America is often described as a ’melting pot’ of cultures, and this is also true of American classical music and its cornucopia of styles. It’s a rich musical tapestry made up by romantics like Amy Beach, mavericks like Charles Ives, jazz- and folk-inspired composers like Bernstein, Eddie South and Coleridge-Taylor Perkinson, and minimalists like John Adams. Growing up in Italy and Germany, much of this music was unknown to me. I first came to America in 2004 and became a US citizen in 2014. As I traveled and performed around the country, I also explored and adopted musical languages and traditions which became part of my own. I am now part of its musical tapestry!
You can listen to it like a road trip through America, not only stylistic but also on the map, going from New England (Amy Beach, Charles Ives) down to New York City (Bernstein), to Louisiana (Perkinson), the frontier (Copland), the West Coast (John Adams and Stephen Hartke). Some of the pieces are wonderfully evocative — the feeling of driving along wide open roads of John Adams’s Road Movies, the summer heat and religious rapture of the slow movement of Ives’ sonata no. 4, the Rodeo madness of Copland’s Hoe-Down.
It is no surprise that in a country where so many cultures and worlds coexist alongside one another, there would be so many different musical traditions — so an American album is more diverse and varied than, say a French album, where I feel that all the composers were part of the same tradition.
I love the popular music traditions of the US, not only Jazz but also Country Fiddle music, which is ideally suited for the violin and almost unheard of in classical concert halls (I included an arrangement of my own of tune Wild Fiddler’s Rag)

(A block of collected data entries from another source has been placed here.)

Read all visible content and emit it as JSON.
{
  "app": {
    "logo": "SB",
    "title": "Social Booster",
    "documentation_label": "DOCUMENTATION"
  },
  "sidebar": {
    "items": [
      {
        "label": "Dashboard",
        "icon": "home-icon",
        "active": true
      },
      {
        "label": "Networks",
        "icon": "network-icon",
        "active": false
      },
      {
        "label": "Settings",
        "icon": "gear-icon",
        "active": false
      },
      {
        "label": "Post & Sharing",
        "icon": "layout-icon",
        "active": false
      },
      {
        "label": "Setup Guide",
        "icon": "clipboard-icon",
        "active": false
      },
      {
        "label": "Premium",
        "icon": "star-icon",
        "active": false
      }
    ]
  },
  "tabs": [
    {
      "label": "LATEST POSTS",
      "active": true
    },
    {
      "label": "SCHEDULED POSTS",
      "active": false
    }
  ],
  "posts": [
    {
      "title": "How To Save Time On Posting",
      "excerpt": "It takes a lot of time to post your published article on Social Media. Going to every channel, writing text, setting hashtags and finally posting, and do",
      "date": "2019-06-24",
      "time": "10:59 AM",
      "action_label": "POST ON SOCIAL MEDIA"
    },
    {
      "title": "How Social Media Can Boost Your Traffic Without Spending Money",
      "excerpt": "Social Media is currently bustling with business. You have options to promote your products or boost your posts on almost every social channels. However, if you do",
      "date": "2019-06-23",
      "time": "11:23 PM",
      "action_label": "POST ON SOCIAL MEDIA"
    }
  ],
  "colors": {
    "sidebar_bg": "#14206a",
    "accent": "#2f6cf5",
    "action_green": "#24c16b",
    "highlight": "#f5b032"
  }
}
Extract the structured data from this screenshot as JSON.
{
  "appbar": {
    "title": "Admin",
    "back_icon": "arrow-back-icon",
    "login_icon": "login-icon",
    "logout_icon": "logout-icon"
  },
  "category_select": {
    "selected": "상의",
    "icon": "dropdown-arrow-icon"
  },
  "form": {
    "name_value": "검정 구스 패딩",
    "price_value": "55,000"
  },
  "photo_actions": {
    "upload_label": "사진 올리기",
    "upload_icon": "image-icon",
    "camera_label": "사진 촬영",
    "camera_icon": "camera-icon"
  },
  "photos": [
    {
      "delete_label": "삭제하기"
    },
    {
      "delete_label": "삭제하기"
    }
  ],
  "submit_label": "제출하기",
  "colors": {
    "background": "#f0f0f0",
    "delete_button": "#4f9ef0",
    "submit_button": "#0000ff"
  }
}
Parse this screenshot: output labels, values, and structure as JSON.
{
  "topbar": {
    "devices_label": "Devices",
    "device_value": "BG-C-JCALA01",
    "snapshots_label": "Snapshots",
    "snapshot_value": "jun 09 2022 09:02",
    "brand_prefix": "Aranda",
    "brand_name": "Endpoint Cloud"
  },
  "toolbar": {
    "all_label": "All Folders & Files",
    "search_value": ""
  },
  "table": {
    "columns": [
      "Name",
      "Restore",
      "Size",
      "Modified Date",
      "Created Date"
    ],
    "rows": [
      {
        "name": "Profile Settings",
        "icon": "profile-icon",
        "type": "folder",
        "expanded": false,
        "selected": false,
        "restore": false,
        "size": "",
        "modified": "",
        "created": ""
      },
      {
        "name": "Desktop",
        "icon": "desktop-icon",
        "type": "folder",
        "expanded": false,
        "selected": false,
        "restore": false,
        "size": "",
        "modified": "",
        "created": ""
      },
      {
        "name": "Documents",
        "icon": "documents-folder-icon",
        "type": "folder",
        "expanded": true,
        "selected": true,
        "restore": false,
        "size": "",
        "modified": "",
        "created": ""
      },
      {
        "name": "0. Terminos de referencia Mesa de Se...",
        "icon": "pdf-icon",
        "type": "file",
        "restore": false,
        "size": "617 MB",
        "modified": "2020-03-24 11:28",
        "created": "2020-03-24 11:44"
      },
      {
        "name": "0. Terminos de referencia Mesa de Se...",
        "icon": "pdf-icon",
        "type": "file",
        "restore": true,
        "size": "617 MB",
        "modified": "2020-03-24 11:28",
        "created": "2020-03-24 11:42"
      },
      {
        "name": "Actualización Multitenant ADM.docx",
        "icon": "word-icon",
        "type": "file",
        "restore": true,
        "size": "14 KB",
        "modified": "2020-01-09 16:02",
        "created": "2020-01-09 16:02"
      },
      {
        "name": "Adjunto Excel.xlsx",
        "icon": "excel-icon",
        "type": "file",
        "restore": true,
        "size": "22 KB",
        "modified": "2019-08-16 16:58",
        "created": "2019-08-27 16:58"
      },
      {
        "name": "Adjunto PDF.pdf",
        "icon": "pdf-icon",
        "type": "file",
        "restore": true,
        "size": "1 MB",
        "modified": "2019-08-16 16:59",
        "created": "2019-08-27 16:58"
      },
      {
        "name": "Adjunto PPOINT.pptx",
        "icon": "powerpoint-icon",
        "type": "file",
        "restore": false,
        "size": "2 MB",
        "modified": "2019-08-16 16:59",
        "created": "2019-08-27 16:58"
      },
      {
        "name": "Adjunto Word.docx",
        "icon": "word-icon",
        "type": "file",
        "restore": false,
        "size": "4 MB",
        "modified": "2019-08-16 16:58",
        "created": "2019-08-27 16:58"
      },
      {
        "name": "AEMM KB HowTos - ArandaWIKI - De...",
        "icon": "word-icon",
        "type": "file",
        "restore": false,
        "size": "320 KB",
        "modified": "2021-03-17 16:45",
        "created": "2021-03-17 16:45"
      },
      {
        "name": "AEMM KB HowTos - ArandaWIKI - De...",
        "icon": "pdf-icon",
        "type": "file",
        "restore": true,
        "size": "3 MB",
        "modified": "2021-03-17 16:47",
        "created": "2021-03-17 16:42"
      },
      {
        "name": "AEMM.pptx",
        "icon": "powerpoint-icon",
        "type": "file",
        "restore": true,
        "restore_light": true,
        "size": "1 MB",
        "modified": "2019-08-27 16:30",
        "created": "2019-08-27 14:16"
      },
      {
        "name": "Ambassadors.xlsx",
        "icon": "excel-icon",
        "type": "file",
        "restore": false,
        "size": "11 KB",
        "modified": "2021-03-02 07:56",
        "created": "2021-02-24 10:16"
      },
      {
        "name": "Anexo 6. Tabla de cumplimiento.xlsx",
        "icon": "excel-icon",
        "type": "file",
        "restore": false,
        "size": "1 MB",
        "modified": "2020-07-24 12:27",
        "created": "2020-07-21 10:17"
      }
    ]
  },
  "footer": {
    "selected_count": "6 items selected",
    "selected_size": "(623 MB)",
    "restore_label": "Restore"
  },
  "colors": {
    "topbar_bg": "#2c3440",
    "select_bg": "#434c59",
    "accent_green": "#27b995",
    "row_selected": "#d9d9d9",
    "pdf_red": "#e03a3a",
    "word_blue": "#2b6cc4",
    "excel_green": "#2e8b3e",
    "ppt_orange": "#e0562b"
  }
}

As I traveled and performed around the US, I also explored and adopted musical languages and traditions which became part of my own. I am now part of its musical tapestry!
It wasn’t possible to present a complete overview of American violin music (pianist Orion Weiss and I could easily have filled three CDs with all the pieces we like and had to eliminate a lot of great pieces from the selection). A lot of these works aren’t even well known in North America, let alone elsewhere, which wasn’t really a conscious choice from the start, but more a result of how I fell in love with some of the rarer finds, and how I find some of the most-played American violin music (for example, Gershwin arrangements by Heifetz) to be less interesting.
That being said, there are also a number of short works on the album that are already quite popular, like Copland’s Hoe-Down, Estrellita, Banjo and Fiddle, a song from Bernstein’s West Side Story. I tried to find a balance between long and short works as well. And finally, it was essential to me to include only pieces that I love playing and that I am convinced should be mainstream violin repertoire.
How would you define a difference in ‘American’ and ‘European’ way of playing, if at all? Are there any examples of techniques or styles evident on the album that illustrate this?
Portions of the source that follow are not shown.